A small-scale field study was carried out in the floodplain area of the Ondava River in the East-Slovak Lowland, Slovakia. The study aims were to compare soil oribatid mite diversity at sites within agricultural land and to assess the role of different land components as potential diversity sources. An arable field was sampled weekly on 12 sampling occasions at five sites along a transect line from a drainage ditch with a willow tree belt (hedgerow at field margin) and across the field, which had a terrain depression without water outflow. A spring-time investigation period was chosen when the field depression and the drainage ditch would have been waterlogged. Oribatid abundances at the uncultivated willow hedgerow and the depression were significantly different, not only from the rest of field sites but also from each other. The euryvalent species Oppiella nova, Oppiella obsoleta and Tectocepheus velatus dominated in the arable soils beyond the depression. The community species spectrum at the bottom of the depression, which had considerably higher soil moisture was similar to other field sites but hygro- and halotolerant Oxyoppia europaea, Microppia minus prevailed in this community. Low competitive ability and wide tolerance to environmental changes is probably the reason for the distribution pattern of these species.
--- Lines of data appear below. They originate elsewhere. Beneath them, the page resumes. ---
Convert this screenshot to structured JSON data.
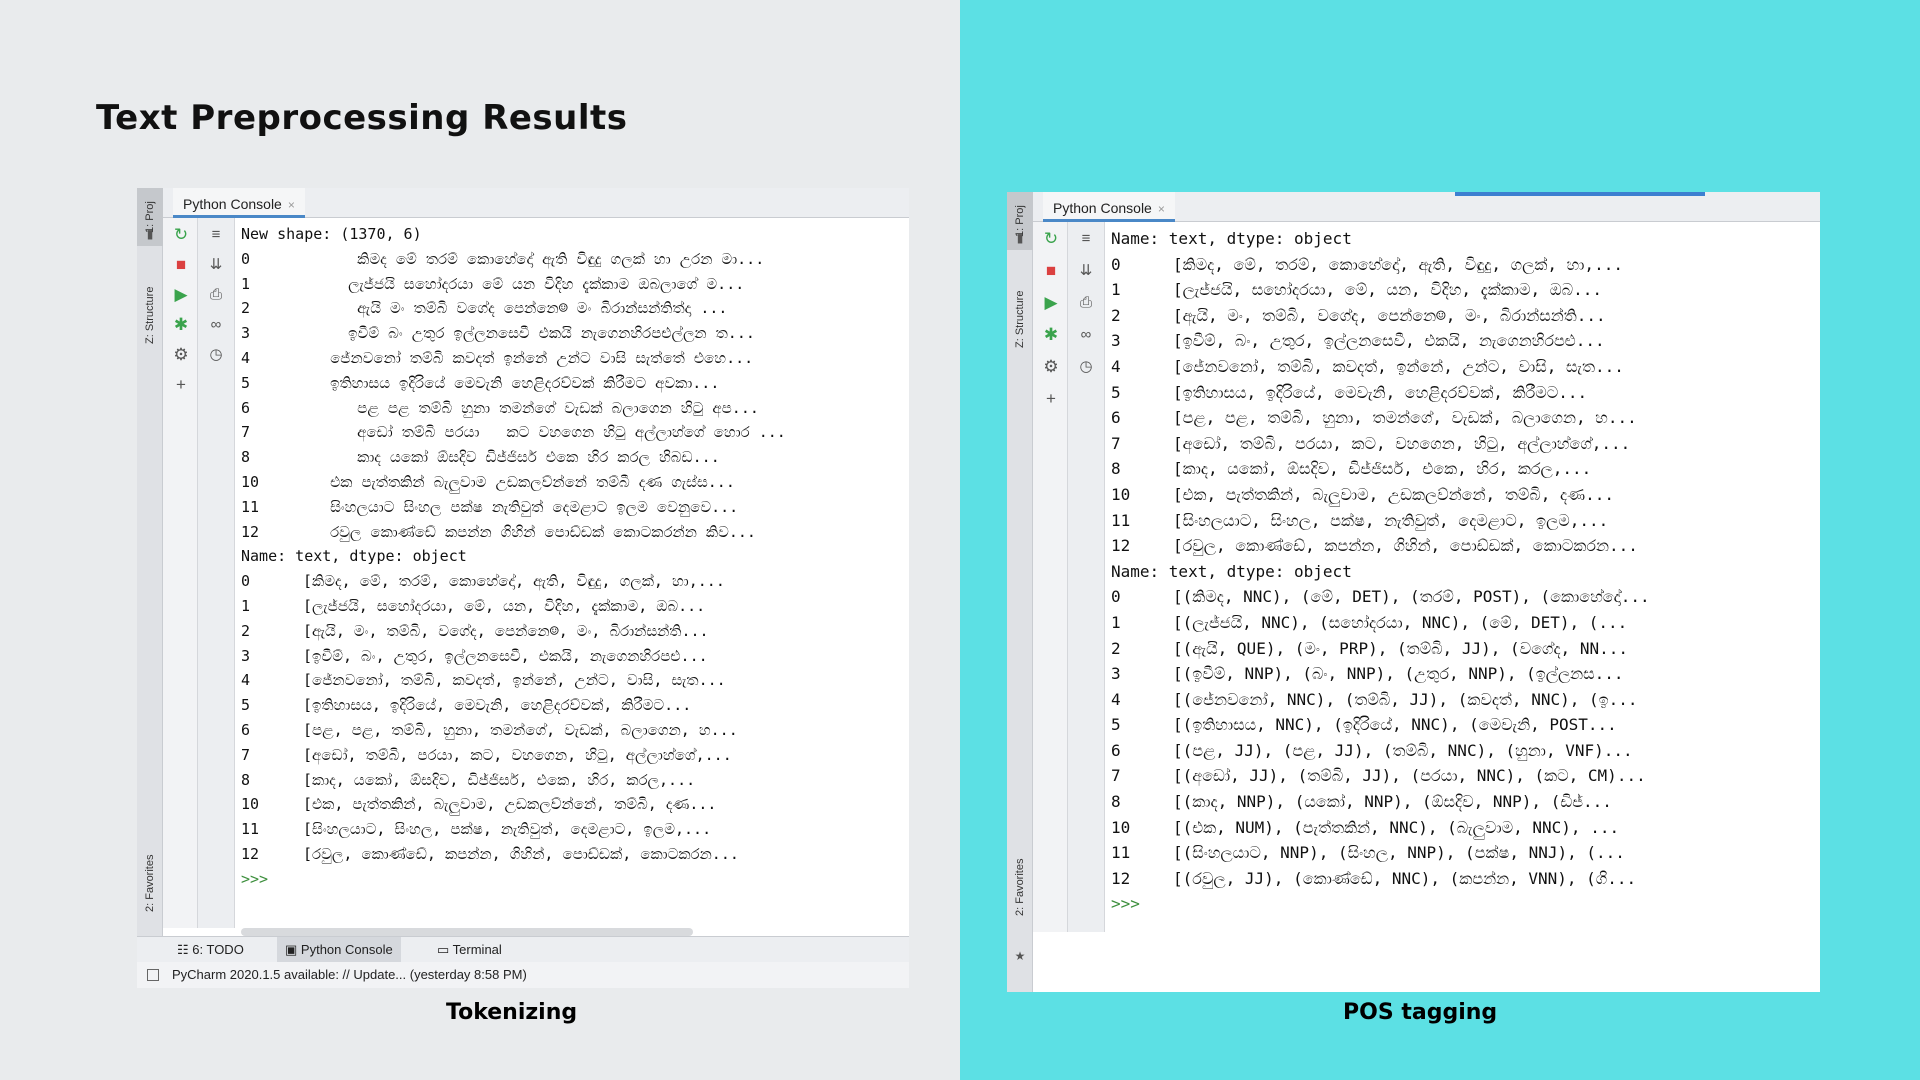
{
  "slide": {
    "title": "Text Preprocessing Results",
    "caption_left": "Tokenizing",
    "caption_right": "POS tagging"
  },
  "ide_left": {
    "tab_label": "Python Console",
    "tab_close": "×",
    "side_project": "1: Proj",
    "side_structure": "Z: Structure",
    "side_favorites": "2: Favorites",
    "header_line": "New shape: (1370, 6)",
    "raw_rows": [
      {
        "idx": "0",
        "text": "      කිමද මේ තරම් කොහේදෝ ඇති විඳුදු ගලක් හා උරන මා..."
      },
      {
        "idx": "1",
        "text": "     ලැජ්ජයි සහෝදරයා මේ යන විදිහ දැක්කාම ඔබලාගේ ම..."
      },
      {
        "idx": "2",
        "text": "      ඇයි මං තම්බි වගේද පෙන්නෙ☺ මං බිරාන්සන්තිත්දා ..."
      },
      {
        "idx": "3",
        "text": "     ඉවීම් බං උතුර ඉල්ලනසෙවී එකයි නැගෙනහිරපළුල්ලන ත..."
      },
      {
        "idx": "4",
        "text": "   ජේනවනෝ තම්බි කවදත් ඉන්නේ උන්ට වාසි සැත්තේ එහෙ..."
      },
      {
        "idx": "5",
        "text": "   ඉතිහාසය ඉදිරියේ මෙවැනි හෙළිදරව්වක් කිරීමට අවකා..."
      },
      {
        "idx": "6",
        "text": "      පළ පළ තම්බි හුනා තමන්ගේ වැඩක් බලාගෙන හිටු අප..."
      },
      {
        "idx": "7",
        "text": "      අඩෝ තම්බි පරයා   කට වහගෙන හිටු අල්ලාහ්ගේ හොර ..."
      },
      {
        "idx": "8",
        "text": "      කාද යකෝ ඕසදිව ඩිජ්ජිසර් එකෙ හිර කරල හිබඩ..."
      },
      {
        "idx": "10",
        "text": "   එක පැත්තකින් බැලුවාම උඩකලව්න්නේ තම්බී දණ ගැස්ස..."
      },
      {
        "idx": "11",
        "text": "   සිංහලයාට සිංහල පක්ෂ නැතිවුත් දෙමළාට ඉලම වෙනුවෙ..."
      },
      {
        "idx": "12",
        "text": "   රවුල කොණ්ඩේ කපන්න ගිහින් පොඩ්ඩක් කොටකරන්න කිව..."
      }
    ],
    "name_line": "Name: text, dtype: object",
    "token_rows": [
      {
        "idx": "0",
        "text": "[කිමද, මේ, තරම්, කොහේදෝ, ඇති, විඳුදු, ගලක්, හා,..."
      },
      {
        "idx": "1",
        "text": "[ලැජ්ජයි, සහෝදරයා, මේ, යන, විදිහ, දැක්කාම, ඔබ..."
      },
      {
        "idx": "2",
        "text": "[ඇයි, මං, තම්බි, වගේද, පෙන්නෙ☺, මං, බිරාන්සන්ති..."
      },
      {
        "idx": "3",
        "text": "[ඉවීම්, බං, උතුර, ඉල්ලනසෙවී, එකයි, නැගෙනහිරපළු..."
      },
      {
        "idx": "4",
        "text": "[ජේනවනෝ, තම්බි, කවදත්, ඉන්නේ, උන්ට, වාසි, සැත..."
      },
      {
        "idx": "5",
        "text": "[ඉතිහාසය, ඉදිරියේ, මෙවැනි, හෙළිදරව්වක්, කිරීමට..."
      },
      {
        "idx": "6",
        "text": "[පළ, පළ, තම්බි, හුනා, තමන්ගේ, වැඩක්, බලාගෙන, හ..."
      },
      {
        "idx": "7",
        "text": "[අඩෝ, තම්බි, පරයා, කට, වහගෙන, හිටු, අල්ලාහ්ගේ,..."
      },
      {
        "idx": "8",
        "text": "[කාද, යකෝ, ඕසදිව, ඩිජ්ජිසර්, එකෙ, හිර, කරල,..."
      },
      {
        "idx": "10",
        "text": "[එක, පැත්තකින්, බැලුවාම, උඩකලව්න්නේ, තම්බි, දණ..."
      },
      {
        "idx": "11",
        "text": "[සිංහලයාට, සිංහල, පක්ෂ, නැතිවුත්, දෙමළාට, ඉලම,..."
      },
      {
        "idx": "12",
        "text": "[රවුල, කොණ්ඩේ, කපන්න, ගිහින්, පොඩ්ඩක්, කොටකරන..."
      }
    ],
    "prompt": ">>>",
    "bottom_tabs": {
      "todo": "☷ 6: TODO",
      "console": "Python Console",
      "terminal": "Terminal"
    },
    "status": "PyCharm 2020.1.5 available: // Update... (yesterday 8:58 PM)"
  },
  "ide_right": {
    "tab_label": "Python Console",
    "tab_close": "×",
    "side_project": "1: Proj",
    "side_structure": "Z: Structure",
    "side_favorites": "2: Favorites",
    "name_line_1": "Name: text, dtype: object",
    "token_rows": [
      {
        "idx": "0",
        "text": "[කිමද, මේ, තරම්, කොහේදෝ, ඇති, විඳුදු, ගලක්, හා,..."
      },
      {
        "idx": "1",
        "text": "[ලැජ්ජයි, සහෝදරයා, මේ, යන, විදිහ, දැක්කාම, ඔබ..."
      },
      {
        "idx": "2",
        "text": "[ඇයි, මං, තම්බි, වගේද, පෙන්නෙ☺, මං, බිරාන්සන්ති..."
      },
      {
        "idx": "3",
        "text": "[ඉවීම්, බං, උතුර, ඉල්ලනසෙවී, එකයි, නැගෙනහිරපළු..."
      },
      {
        "idx": "4",
        "text": "[ජේනවනෝ, තම්බි, කවදත්, ඉන්නේ, උන්ට, වාසි, සැත..."
      },
      {
        "idx": "5",
        "text": "[ඉතිහාසය, ඉදිරියේ, මෙවැනි, හෙළිදරව්වක්, කිරීමට..."
      },
      {
        "idx": "6",
        "text": "[පළ, පළ, තම්බි, හුනා, තමන්ගේ, වැඩක්, බලාගෙන, හ..."
      },
      {
        "idx": "7",
        "text": "[අඩෝ, තම්බි, පරයා, කට, වහගෙන, හිටු, අල්ලාහ්ගේ,..."
      },
      {
        "idx": "8",
        "text": "[කාද, යකෝ, ඕසදිව, ඩිජ්ජිසර්, එකෙ, හිර, කරල,..."
      },
      {
        "idx": "10",
        "text": "[එක, පැත්තකින්, බැලුවාම, උඩකලව්න්නේ, තම්බි, දණ..."
      },
      {
        "idx": "11",
        "text": "[සිංහලයාට, සිංහල, පක්ෂ, නැතිවුත්, දෙමළාට, ඉලම,..."
      },
      {
        "idx": "12",
        "text": "[රවුල, කොණ්ඩේ, කපන්න, ගිහින්, පොඩ්ඩක්, කොටකරන..."
      }
    ],
    "name_line_2": "Name: text, dtype: object",
    "pos_rows": [
      {
        "idx": "0",
        "text": "[(කිමද, NNC), (මේ, DET), (තරම්, POST), (කොහේදෝ..."
      },
      {
        "idx": "1",
        "text": "[(ලැජ්ජයි, NNC), (සහෝදරයා, NNC), (මේ, DET), (..."
      },
      {
        "idx": "2",
        "text": "[(ඇයි, QUE), (මං, PRP), (තම්බි, JJ), (වගේද, NN..."
      },
      {
        "idx": "3",
        "text": "[(ඉවීම්, NNP), (බං, NNP), (උතුර, NNP), (ඉල්ලනස..."
      },
      {
        "idx": "4",
        "text": "[(ජේනවනෝ, NNC), (තම්බි, JJ), (කවදත්, NNC), (ඉ..."
      },
      {
        "idx": "5",
        "text": "[(ඉතිහාසය, NNC), (ඉදිරියේ, NNC), (මෙවැනි, POST..."
      },
      {
        "idx": "6",
        "text": "[(පළ, JJ), (පළ, JJ), (තම්බි, NNC), (හුනා, VNF)..."
      },
      {
        "idx": "7",
        "text": "[(අඩෝ, JJ), (තම්බි, JJ), (පරයා, NNC), (කට, CM)..."
      },
      {
        "idx": "8",
        "text": "[(කාද, NNP), (යකෝ, NNP), (ඕසදිව, NNP), (ඩිජ්..."
      },
      {
        "idx": "10",
        "text": "[(එක, NUM), (පැත්තකින්, NNC), (බැලුවාම, NNC), ..."
      },
      {
        "idx": "11",
        "text": "[(සිංහලයාට, NNP), (සිංහල, NNP), (පක්ෂ, NNJ), (..."
      },
      {
        "idx": "12",
        "text": "[(රවුල, JJ), (කොණ්ඩේ, NNC), (කපන්න, VNN), (ගි..."
      }
    ],
    "prompt": ">>>"
  },
  "icons": [
    "rerun-icon",
    "stop-icon",
    "run-icon",
    "debug-icon",
    "settings-icon",
    "add-icon",
    "soft-wrap-icon",
    "scroll-end-icon",
    "print-icon",
    "show-variables-icon",
    "history-icon",
    "star-icon",
    "folder-icon",
    "structure-icon"
  ]
}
In the hedgerow a different community was established, with the dominant species Dissorhina ornata, Ramusella insculpta and Hermaniella dolosa being abundant usually in forest and meadow habitats rich in organic matter. Distinct environmental conditions at this site (no cultivation, leaf litter layer on the soil surface) enabled a more diverse oribatid community to establish itself, which was comprised of more specialized (less tolerant) species. We observed a high turnover rate of accidental species in field sites and more stable communities in hedgerow and depression sites. The results document that even small landscape units may serve as important diversity sources (corridors) for restitution of local microarthropod communities in arable fields (α-diversity), provided that management practices avoid drastic changes leading to the disturbance and degradation of arable soils.